This summer’s newspaper headlines were dominated by the phone hacking scandal, and other questionable – and arguably unlawful – tactics used by journalists to get their hands on a scoop. One such method is blagging – this is where a person impersonates another, with a view to extracting personal or confidential information about the person so impersonated.
As far as journalists are concerned, unlawfully obtaining personal data by deception – for example telephoning an organisation and pretending to be someone else in order to extract personal data – is (amongst others) an offence under the Data Protection Act 1998. However, it can also be an offence for a person to knowingly or recklessly disclose that information, so your employees could be caught out too. Where found guilty, the individual can face a fine and/or imprisonment. But what are the implications for the employer? Of course, there is a risk of reputational damage, but additionally, where the offence can be put down to the employer’s failure to comply with the eight “data protection principles”, the Information Commissioner can theoretically impose a fine on the employer too.
So what steps can you, as an employer, take to protect your organisation and your employees?

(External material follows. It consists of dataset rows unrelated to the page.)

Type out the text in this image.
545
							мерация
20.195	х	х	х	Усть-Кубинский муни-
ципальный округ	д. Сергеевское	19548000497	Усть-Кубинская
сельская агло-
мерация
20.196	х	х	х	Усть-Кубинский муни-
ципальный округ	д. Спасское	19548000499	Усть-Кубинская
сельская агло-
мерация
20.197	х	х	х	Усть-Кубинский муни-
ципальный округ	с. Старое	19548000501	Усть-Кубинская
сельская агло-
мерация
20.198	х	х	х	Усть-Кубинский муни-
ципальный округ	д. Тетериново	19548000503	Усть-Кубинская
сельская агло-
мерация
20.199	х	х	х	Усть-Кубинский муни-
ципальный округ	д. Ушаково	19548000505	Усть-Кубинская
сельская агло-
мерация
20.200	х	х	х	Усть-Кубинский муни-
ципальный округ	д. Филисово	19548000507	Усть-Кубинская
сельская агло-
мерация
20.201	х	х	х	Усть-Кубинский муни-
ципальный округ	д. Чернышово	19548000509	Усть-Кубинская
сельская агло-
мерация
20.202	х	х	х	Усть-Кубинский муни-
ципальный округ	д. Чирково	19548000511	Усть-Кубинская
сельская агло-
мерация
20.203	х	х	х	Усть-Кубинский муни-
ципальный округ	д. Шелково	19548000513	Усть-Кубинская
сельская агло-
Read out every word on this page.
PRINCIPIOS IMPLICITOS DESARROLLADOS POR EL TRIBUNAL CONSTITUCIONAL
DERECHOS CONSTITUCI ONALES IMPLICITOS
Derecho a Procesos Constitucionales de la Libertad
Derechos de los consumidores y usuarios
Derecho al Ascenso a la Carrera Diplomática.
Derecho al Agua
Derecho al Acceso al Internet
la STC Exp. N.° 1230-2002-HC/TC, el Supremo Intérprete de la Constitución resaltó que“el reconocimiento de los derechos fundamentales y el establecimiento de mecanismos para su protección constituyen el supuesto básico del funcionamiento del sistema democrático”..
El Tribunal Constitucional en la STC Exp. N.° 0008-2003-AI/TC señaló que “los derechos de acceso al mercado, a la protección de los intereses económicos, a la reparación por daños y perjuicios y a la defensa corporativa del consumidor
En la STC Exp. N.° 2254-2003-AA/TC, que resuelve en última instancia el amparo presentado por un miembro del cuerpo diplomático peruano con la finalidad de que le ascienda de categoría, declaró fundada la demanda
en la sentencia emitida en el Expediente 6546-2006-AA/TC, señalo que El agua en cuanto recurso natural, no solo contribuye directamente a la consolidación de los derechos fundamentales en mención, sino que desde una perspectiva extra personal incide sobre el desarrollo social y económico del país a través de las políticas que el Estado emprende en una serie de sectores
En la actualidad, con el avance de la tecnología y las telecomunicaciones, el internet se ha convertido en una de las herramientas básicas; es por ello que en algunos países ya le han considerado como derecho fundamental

Every business which deals with customer or client personal data should have clear policies in place to govern how that information should be dealt with, and employees’ obligations in respect of personal data – for example, what steps are your employees required to take to check customers and clients who contact you by telephone are who they say they are? Such policies, though, are not worth the paper they are written on if they are not imparted to employees – so make sure that all your staff are familiar with your policies and know what to do and who to speak to if they are unsure about disclosing information. As an organisation, you should also make sure you comply with the eight “data protection principles”, in particular that there are appropriate security measures to protect personal data (such as encrypting data, and restricting access to only certain employees).
No offence is committed by the individual if disclosure is in the public interest. As we all know though, there is a world of difference between what is in the public interest and what is of interest to the public, so it is always better to minimise the legal and reputational risks of a claim in the first place by having procedures and policies in place, and making sure your employees receive relevant training.